Climbing up into the sunset yesterday, we sadly saw the clouds moving in. The wildflowers were just as spectacular as we remembered, and the views that we got along the trail were still, magnificent, but by the time we got to the summit, the visibility was down to a few hundred feet.
It was cold and windy. Our group stayed at the top for just half an hour before calling it quits and descending, hoping to find the clouds parting at a lower elevation. They did briefly, and we saw some impressive sparkling, but nothing like those who'd done it before had seen. The descent was as dicey as we expected, but we survived with only a few bruises.
The true adventure began in the parking area, where we learned that Scott, who organized the hike, had discovered a broken coolant hose. Everyone dug into backpacks and car trunks, and found enough bits and pieces of gear that Scott was able to MacGyver a repair. We stopped twice more on the way down the mountain as those repairs gave out.
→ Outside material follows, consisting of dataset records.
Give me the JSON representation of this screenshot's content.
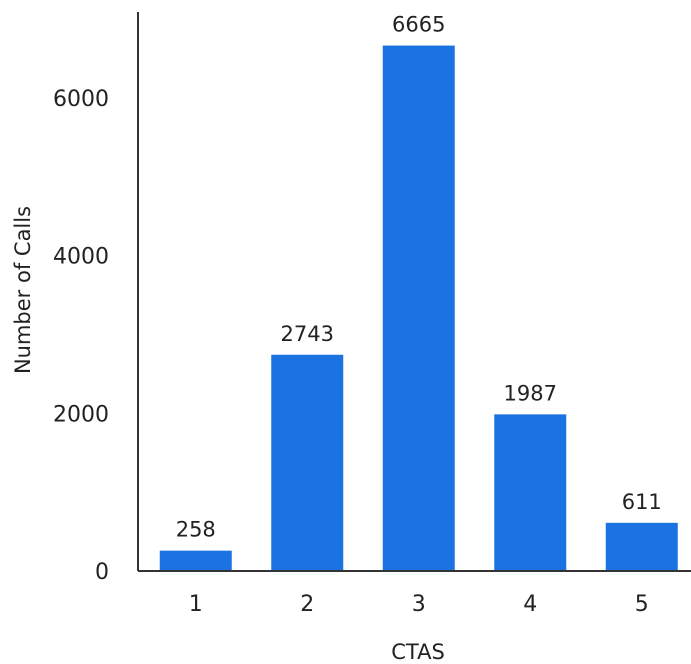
{
  "chart_data": {
    "type": "bar",
    "categories": [
      "1",
      "2",
      "3",
      "4",
      "5"
    ],
    "values": [
      258,
      2743,
      6665,
      1987,
      611
    ],
    "data_labels": [
      "258",
      "2743",
      "6665",
      "1987",
      "611"
    ],
    "title": "",
    "xlabel": "CTAS",
    "ylabel": "Number of Calls",
    "ylim": [
      0,
      7000
    ],
    "yticks": [
      0,
      2000,
      4000,
      6000
    ],
    "ytick_labels": [
      "0",
      "2000",
      "4000",
      "6000"
    ],
    "grid": false,
    "legend": "none",
    "bar_color": "#1a73e0"
  }
}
Ultimately it took a length of tubing from Scott's Camelback, a Leatherman multi-tool borrowed from Alex, some surgical tape from our first aid kit, and a condom someone had in her purse to cobble the whole thing together. Many also contributed water from their bottles and hydration bladders to the endeavor.
This wasn't just about getting Scott's car off the mountain without an expensive tow. There was some self-interest involved: there were four people in that car, and while we had some room in our own backseat, the other vehicle was full. It would've been possible to cram those four people in, but it would've made for an extremely painful ride home for almost everyone. But that concern was never voiced; we simply worked together to help Scott get his car home. Still, the self-interest issue is always a part of true interdependence, and ought not be ignored.
So there we were, on Independence Day, practicing the very interdependent principle stated so clearly by one of the founders of this stubbornly independent nation: Either we all hang together, or we shall all hang separately.
We hung together, and everyone made it home. And very fittingly, descending that difficult trail in the company of so many other experienced hikers gave us the confidence we need to independently tackle next week's backpacking expedition in the Olympic Mountains.
Too many Americans would rather hang separately than hang together and thrive. It's not just the zombie apocalypse that demands we learn the lessons of interdependence; sometimes it takes a village to fix a coolant hose, and get everyone home from the mountain.